Evidence for galaxy assembly bias in BOSS CMASS redshift-space galaxy correlation function

TL;DR

This study introduces an extended galaxy-halo connection model incorporating environment-based assembly bias, demonstrating improved fits to galaxy clustering data and revealing the significance of environmental factors in galaxy formation.

Contribution

The paper presents a novel HOD model with environment-based assembly bias, showing its necessity for accurate galaxy clustering modeling and its impact on lensing predictions.

Findings

Inclusion of environment-based bias improves fit quality (chi^2/DoF=1.35)

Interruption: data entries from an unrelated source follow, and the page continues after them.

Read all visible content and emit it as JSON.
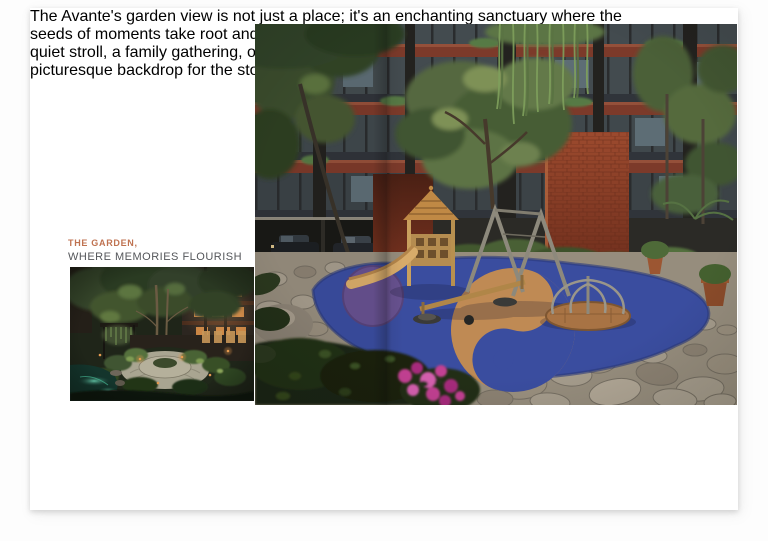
{
  "left_column": {
    "heading": "THE GARDEN,",
    "subheading": "WHERE MEMORIES FLOURISH",
    "body_lines": [
      "The Avante's garden view is not just a place; it's an enchanting sanctuary where the",
      "seeds of moments take root and blossom into beautiful recollection. Whether it's a",
      "quiet stroll, a family gathering, or a tranquil moment of solitude, The Avante offers a",
      "picturesque backdrop for the stories of your life."
    ]
  },
  "colors": {
    "heading_accent": "#bf7250",
    "subheading_text": "#54565a",
    "body_text": "#8d8d8d",
    "play_surface_blue": "#3a4d9f",
    "play_swirl_tan": "#bf8a54",
    "play_circle_purple": "#67518f",
    "brick_wall_red": "#8a3e27",
    "page_background": "#ffffff"
  }
}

Standard 5-parameter HOD is rejected by data

Galaxy clustering favors lower mass halos and positive environment bias

Abstract

Building accurate and flexible galaxy-halo connection models is crucial in modeling galaxy clustering on non-linear scales. Recent studies have found that halo concentration by itself cannot capture the full galaxy assembly bias effect and that the local environment of the halo can be an excellent indicator of galaxy assembly bias. In this paper, we propose an extended halo occupation distribution model (HOD) that includes both a concentration-based assembly bias term and an environment-based assembly bias term. We use this model to achieve a good fit (chi^2/DoF = 1.35) on the 2D redshift-space 2-point correlation function (2PCF) of the Baryon Oscillation Spectroscopic Survey (BOSS) CMASS galaxy sample. We find that the inclusion of both assembly bias terms is strongly favored by the data and the standard 5-parameter HOD is strongly rejected. More interestingly, the redshift-space 2PCF drives the assembly bias parameters in a way that preferentially assigns galaxies to lower mass halos. This results in galaxy-galaxy lensing predictions that are within 1sigma agreement with the observation, alleviating the perceived tension between galaxy clustering and lensing. We also showcase a consistent 3-5sigma preference for a positive environment-based assembly bias that persists over variations in the fit. We speculate that the environmental dependence might be driven by underlying processes such as mergers and feedback, but might also be indicative of a larger halo boundaries such as the splashback radius. Regardless, this work highlights the importance of building flexible galaxy-halo connection models and demonstrates the extra constraining power of the redshift-space 2PCF.